Powell’s inflation plan could start another lost decade
Recently, Federal Reserve Chairman Jerome Powell told reporters something interesting:
You will have a positive federal funds rate [that] it could be 1% or so.
He had to specify “positive” because the current fed funds rate of 3% is well below the Fed’s preferred measure of inflation, the core personal consumption expenditures (PCE) price index. This metric excludes food and energy prices. The Fed says this is because food and energy prices are volatile, so core PCE is a more stable measure of prices over the long term. If only we didn’t eat, drive, or use electricity to power our homes, core PCE would also be a useful metric for real people.
Regardless, that’s the number Powell is looking at.
The latest core PCE reading is 4.9%. With the federal funds rate at 3%, that leaves the federal funds rate after inflation negative 1.9%.
This indicates a terminal rate of 5.9%, which means we are only half way through the series of hikes of the type Powell believes the economy requires.
Since the first rate hike in March, the S&P 500 has lost more than 18% of its value: 6 trillion dollars they have disappeared Ten-year Treasury bonds have lost almost 8%.
And that’s not it final, not even closed! This is at best halfway through the Fed’s tightening cycle.
Everyone wonders when the pain will stop
Investors were already “preparing for more pain ahead” last week, and according to a recent article, confidence is faltering. Sam Stovall, chief investment strategist at CFRA Research, said it well:
These are uncharted waters. The market is currently going through a crisis of confidence.
According to CNBC’s live update on September 29, there isn’t much room for optimism: “Traders are increasingly pessimistic, as Thursday’s selloff shows,” said Vital Knowledge’s Adam Crisafulli. “The darkness is back, and it’s even worse than ever,” Crisafulli said in a statement.
The update continued:
A stronger-than-expected jobless claims report did not help sentiment, based on the idea that the Federal Reserve will continue to make aggressive rate hikes to combat inflation without worrying, it will hurt the job market.
Yes, it will hurt the job market! This is obvious. none the tightening of credit makes it difficult to run a business (especially a marginal or unprofitable business).

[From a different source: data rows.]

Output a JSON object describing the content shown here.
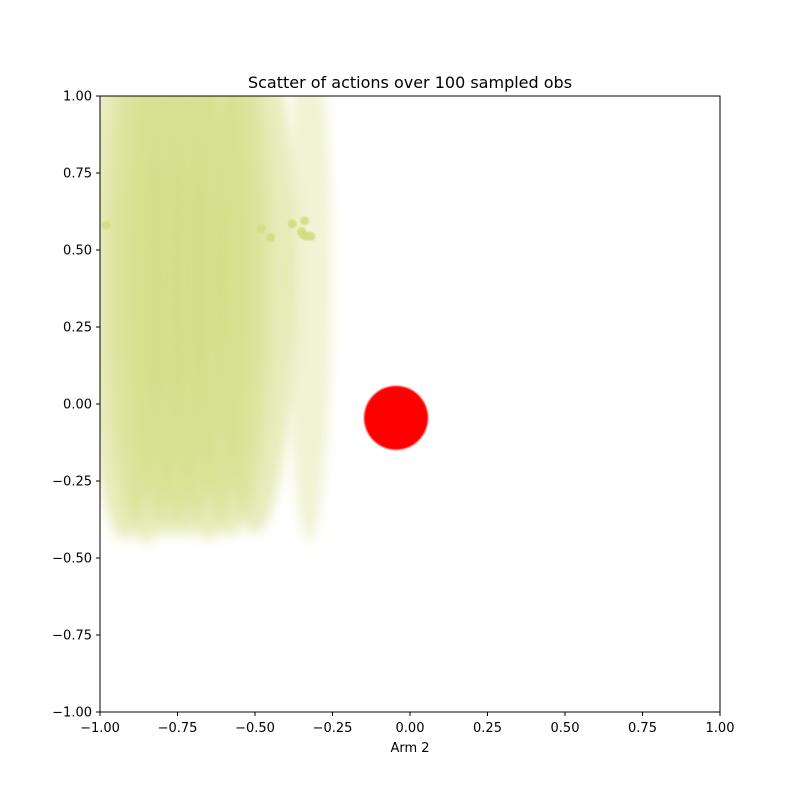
{
  "chart_data": {
    "type": "scatter",
    "title": "Scatter of actions over 100 sampled obs",
    "xlabel": "Arm 2",
    "ylabel": "",
    "xlim": [
      -1.0,
      1.0
    ],
    "ylim": [
      -1.0,
      1.0
    ],
    "x_ticks": [
      "−1.00",
      "−0.75",
      "−0.50",
      "−0.25",
      "0.00",
      "0.25",
      "0.50",
      "0.75",
      "1.00"
    ],
    "y_ticks": [
      "1.00",
      "0.75",
      "0.50",
      "0.25",
      "0.00",
      "−0.25",
      "−0.50",
      "−0.75",
      "−1.00"
    ],
    "grid": false,
    "series": [
      {
        "color": "#d3dd83",
        "points": [
          {
            "x": -0.98,
            "y": 0.58
          },
          {
            "x": -0.48,
            "y": 0.57
          },
          {
            "x": -0.45,
            "y": 0.54
          },
          {
            "x": -0.38,
            "y": 0.585
          },
          {
            "x": -0.34,
            "y": 0.595
          },
          {
            "x": -0.35,
            "y": 0.56
          },
          {
            "x": -0.345,
            "y": 0.55
          },
          {
            "x": -0.335,
            "y": 0.545
          },
          {
            "x": -0.32,
            "y": 0.545
          }
        ],
        "clouds": [
          {
            "x": -0.92,
            "y_bottom": -0.44
          },
          {
            "x": -0.85,
            "y_bottom": -0.45
          },
          {
            "x": -0.78,
            "y_bottom": -0.43
          },
          {
            "x": -0.72,
            "y_bottom": -0.43
          },
          {
            "x": -0.65,
            "y_bottom": -0.44
          },
          {
            "x": -0.58,
            "y_bottom": -0.43
          },
          {
            "x": -0.5,
            "y_bottom": -0.42
          },
          {
            "x": -0.325,
            "y_bottom": -0.45
          }
        ]
      },
      {
        "color": "#ff0000",
        "points": [
          {
            "x": -0.045,
            "y": -0.045
          }
        ]
      }
    ]
  }
}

There is no way for the Fed to reduce inflation without forcing everyone from Fortune 500 CEOs to everyday American families to make tough decisions.
And remember, this is the soft landing.
The good news is that if the Fed pulls this off as expected, inflation will return to normal. The bad news is everything else.
If you’re saving for retirement, you may want to reconsider how your savings are allocated. Both stocks and bonds are way down so far this year, and we’re only halfway through the Fed’s projected rate hikes.
Looking for a safe haven in turbulent markets?
If you’re wondering “How long will my retirement savings last?” then you are not alone. This is one of the reasons why financial planning for retirement is vitally important.
With many of the more common investment options (even a 401k) looking riskier, maybe it’s a good time to consider some so-called investment alternatives like physical precious metals? There is a reason why gold has been considered a safe haven even during the most tumultuous times.
Now is a great time to learn how diversifying your savings with precious metals like gold and silver could create a more stable foundation for your future. It only takes a few minutes and could save you countless hours of regret.